Pete - I think K would be very, very needed. Intra-arterial administration of chemo drugs has been huge treatment progress for these kids - but the meds being administered this way are still the harsh chemotherapeutic agents we're used to. Because they are being delivered directly to the ocular site - the systemic risks and side effects have been reduced dramatically - but who wants these agents going into their kids bodies? If a much safer, much less toxic alternative came around with equal or better efficacy - what parent wouldn't choose it?

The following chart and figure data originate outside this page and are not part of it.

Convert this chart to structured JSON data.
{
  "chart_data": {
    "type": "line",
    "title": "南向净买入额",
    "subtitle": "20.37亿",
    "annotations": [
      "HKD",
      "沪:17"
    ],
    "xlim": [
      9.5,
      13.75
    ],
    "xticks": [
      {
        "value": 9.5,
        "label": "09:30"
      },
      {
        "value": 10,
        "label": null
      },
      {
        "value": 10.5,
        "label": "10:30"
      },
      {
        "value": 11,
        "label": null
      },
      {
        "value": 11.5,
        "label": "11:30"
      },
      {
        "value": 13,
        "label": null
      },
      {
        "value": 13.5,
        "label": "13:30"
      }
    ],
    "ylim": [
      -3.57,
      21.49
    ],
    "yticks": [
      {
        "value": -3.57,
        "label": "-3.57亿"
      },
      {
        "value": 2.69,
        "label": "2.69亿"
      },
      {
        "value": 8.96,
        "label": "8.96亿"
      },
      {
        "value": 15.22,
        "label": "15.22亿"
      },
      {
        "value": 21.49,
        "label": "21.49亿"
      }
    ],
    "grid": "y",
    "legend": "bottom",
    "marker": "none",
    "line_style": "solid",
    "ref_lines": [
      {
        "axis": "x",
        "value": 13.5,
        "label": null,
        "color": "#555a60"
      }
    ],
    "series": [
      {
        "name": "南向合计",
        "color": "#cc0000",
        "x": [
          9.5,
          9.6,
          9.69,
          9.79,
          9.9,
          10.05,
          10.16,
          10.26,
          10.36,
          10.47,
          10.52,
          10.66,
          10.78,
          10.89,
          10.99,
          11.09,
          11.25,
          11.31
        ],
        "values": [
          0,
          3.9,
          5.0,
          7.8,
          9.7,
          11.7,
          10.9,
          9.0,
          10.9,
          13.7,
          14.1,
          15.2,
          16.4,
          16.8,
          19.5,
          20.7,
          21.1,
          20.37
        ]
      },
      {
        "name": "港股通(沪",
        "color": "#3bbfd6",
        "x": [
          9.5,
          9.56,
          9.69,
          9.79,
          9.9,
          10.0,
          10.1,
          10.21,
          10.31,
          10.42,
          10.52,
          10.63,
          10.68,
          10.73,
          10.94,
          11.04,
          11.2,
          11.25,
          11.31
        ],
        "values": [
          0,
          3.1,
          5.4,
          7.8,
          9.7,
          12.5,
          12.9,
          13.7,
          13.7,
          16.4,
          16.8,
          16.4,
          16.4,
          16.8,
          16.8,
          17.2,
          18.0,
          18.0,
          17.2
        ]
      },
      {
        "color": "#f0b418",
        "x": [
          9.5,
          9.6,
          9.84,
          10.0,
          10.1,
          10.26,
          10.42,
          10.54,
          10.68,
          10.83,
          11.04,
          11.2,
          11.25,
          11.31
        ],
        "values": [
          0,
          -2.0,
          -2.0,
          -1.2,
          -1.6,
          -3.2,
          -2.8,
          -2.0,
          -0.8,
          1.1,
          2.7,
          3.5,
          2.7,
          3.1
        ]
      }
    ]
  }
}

The hereditary form of this disease is so dangerous. Clinicians have their hands tied. These kids are much higher risk, get hit earlier, get hit in both eyes most often, get secondary cancers at high rates...They need to be treated aggressively, often need a mutiple chemo-regimen that can have side effect of...(wait for it!)...CANCER - in the form of leukemia. Also they sometimes (rare but still happens) need radiation even though radiation is known to increase risk for later cancers, a risk already so high for them. So - in this group of kids with error in the RB1 gene, with hereditary retinoblastoma, Kevetrin could be a godsend. It could give them full body coverage without the system poisoning of chemo. It could prevent radiation treatment in those most unfortunate of children whose illnesses still force them to make that choice.
Also - the chance exists that with Kevetrin, those kids with hereditary retinoblastoma may have decreased risk of pineal gland and other cancers. All supposition. So early in testing to be making any such claims. Just a dream for now - we have no idea if this will be possible.